Per noi italiani e' sintomatico che questo studio sia pubblicato nei giorni in cui il vicepresidente del Consiglio dei ministri indica la nuova politica del Governo in materia, facendo terra bruciata di esperienze del genere. Nello stesso tempo quasi tutto il Governo fa fede di divieto in materia dal palco di San Patrignano, dove, cosi' come ha fatto sapere il suo conduttore Andrea Muccioli, si deve riaffermare il valore assoluto delle terapie di recupero a base di rieducazione comunitaria, piuttosto che di approccio sanitario/scientifico.

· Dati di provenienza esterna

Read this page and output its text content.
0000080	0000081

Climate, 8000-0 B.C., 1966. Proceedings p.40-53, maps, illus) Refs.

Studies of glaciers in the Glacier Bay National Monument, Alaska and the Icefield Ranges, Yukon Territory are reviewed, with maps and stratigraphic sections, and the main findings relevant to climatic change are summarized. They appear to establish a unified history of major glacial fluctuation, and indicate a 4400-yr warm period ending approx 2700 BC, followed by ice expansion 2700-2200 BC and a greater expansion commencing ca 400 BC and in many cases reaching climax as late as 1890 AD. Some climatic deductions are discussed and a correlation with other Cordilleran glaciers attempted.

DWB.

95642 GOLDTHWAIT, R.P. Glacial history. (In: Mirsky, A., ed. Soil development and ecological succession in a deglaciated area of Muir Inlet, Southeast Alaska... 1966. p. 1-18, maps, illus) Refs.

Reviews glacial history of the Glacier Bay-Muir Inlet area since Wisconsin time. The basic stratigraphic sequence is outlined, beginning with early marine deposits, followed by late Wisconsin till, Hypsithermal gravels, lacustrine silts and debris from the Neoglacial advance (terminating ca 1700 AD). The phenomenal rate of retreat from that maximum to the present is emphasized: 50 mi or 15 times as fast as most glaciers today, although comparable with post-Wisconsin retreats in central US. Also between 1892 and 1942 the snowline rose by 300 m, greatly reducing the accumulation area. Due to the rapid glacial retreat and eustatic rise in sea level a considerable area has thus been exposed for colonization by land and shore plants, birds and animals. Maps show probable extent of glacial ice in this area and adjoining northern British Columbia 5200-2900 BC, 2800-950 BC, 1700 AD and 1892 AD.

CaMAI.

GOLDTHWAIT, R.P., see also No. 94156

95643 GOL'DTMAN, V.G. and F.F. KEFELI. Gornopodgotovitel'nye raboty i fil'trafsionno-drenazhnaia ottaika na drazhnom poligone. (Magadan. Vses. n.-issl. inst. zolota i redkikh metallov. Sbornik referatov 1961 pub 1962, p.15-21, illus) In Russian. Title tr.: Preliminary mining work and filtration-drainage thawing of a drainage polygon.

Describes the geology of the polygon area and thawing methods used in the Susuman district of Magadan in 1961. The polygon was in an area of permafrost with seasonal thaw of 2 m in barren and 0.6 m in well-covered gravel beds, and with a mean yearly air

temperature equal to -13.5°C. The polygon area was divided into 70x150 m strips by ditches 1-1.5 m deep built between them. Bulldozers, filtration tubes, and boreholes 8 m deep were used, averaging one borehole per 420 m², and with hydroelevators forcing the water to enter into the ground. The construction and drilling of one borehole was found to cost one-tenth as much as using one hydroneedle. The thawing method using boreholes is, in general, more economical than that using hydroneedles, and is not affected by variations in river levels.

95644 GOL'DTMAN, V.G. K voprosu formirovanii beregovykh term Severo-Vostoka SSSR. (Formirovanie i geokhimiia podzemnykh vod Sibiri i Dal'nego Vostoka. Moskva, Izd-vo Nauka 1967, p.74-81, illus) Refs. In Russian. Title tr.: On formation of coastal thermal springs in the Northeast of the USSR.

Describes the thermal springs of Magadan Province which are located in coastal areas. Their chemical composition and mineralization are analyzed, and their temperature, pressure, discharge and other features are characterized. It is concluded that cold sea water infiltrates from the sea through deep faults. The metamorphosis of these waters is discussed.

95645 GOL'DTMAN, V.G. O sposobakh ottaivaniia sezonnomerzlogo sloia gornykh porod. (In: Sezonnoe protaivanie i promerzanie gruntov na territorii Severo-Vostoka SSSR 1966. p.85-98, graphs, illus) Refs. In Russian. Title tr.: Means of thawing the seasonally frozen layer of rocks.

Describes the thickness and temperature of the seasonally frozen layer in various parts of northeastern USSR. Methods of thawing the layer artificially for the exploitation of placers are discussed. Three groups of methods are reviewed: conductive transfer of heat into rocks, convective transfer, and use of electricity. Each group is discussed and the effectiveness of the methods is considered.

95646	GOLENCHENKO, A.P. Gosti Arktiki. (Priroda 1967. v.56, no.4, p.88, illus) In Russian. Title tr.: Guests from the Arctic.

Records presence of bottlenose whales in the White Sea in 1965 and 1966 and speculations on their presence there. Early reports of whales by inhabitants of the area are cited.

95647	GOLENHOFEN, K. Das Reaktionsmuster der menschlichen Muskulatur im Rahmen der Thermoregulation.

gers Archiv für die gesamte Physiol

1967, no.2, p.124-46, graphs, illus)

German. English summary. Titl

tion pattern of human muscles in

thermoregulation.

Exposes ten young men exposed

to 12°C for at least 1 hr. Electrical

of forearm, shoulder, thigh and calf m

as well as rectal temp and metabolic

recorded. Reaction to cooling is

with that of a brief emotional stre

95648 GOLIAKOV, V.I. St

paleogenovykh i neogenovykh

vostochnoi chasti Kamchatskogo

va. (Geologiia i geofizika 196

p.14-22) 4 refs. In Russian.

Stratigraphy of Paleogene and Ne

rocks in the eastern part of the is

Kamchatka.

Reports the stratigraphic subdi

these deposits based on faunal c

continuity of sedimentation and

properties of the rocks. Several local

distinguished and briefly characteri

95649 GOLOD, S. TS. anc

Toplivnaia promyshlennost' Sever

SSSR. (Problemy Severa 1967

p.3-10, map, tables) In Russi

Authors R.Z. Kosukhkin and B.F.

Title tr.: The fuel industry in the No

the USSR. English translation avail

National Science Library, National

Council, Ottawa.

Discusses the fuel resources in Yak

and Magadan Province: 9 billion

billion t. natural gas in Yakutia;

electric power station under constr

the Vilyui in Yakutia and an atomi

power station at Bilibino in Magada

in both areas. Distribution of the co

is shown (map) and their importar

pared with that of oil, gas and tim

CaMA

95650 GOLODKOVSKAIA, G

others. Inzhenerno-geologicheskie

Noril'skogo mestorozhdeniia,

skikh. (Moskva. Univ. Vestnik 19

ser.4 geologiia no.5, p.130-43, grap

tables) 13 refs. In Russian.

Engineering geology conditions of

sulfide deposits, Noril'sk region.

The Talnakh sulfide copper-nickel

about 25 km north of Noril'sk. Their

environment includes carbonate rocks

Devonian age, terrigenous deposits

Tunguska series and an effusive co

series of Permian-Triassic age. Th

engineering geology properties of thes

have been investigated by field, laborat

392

Una sintomatologia che usiamo per un invito alla riflessione: stiamo parlando di vite umane di malati, non di merce umana per l'affermazione di un primato ideologico. Per questo, riuscire a guardare oltre il proprio cervello, cercando di capire e raccogliere la positivita' di certi esperimenti come quello riportato oggi dalla rivista "The Lancet", e' importante, per tutti. Anche perche', dopo l'aspetto medico, come ha sottolineato lo studio svizzero, leviamo alla delinquenza dei buoni operai.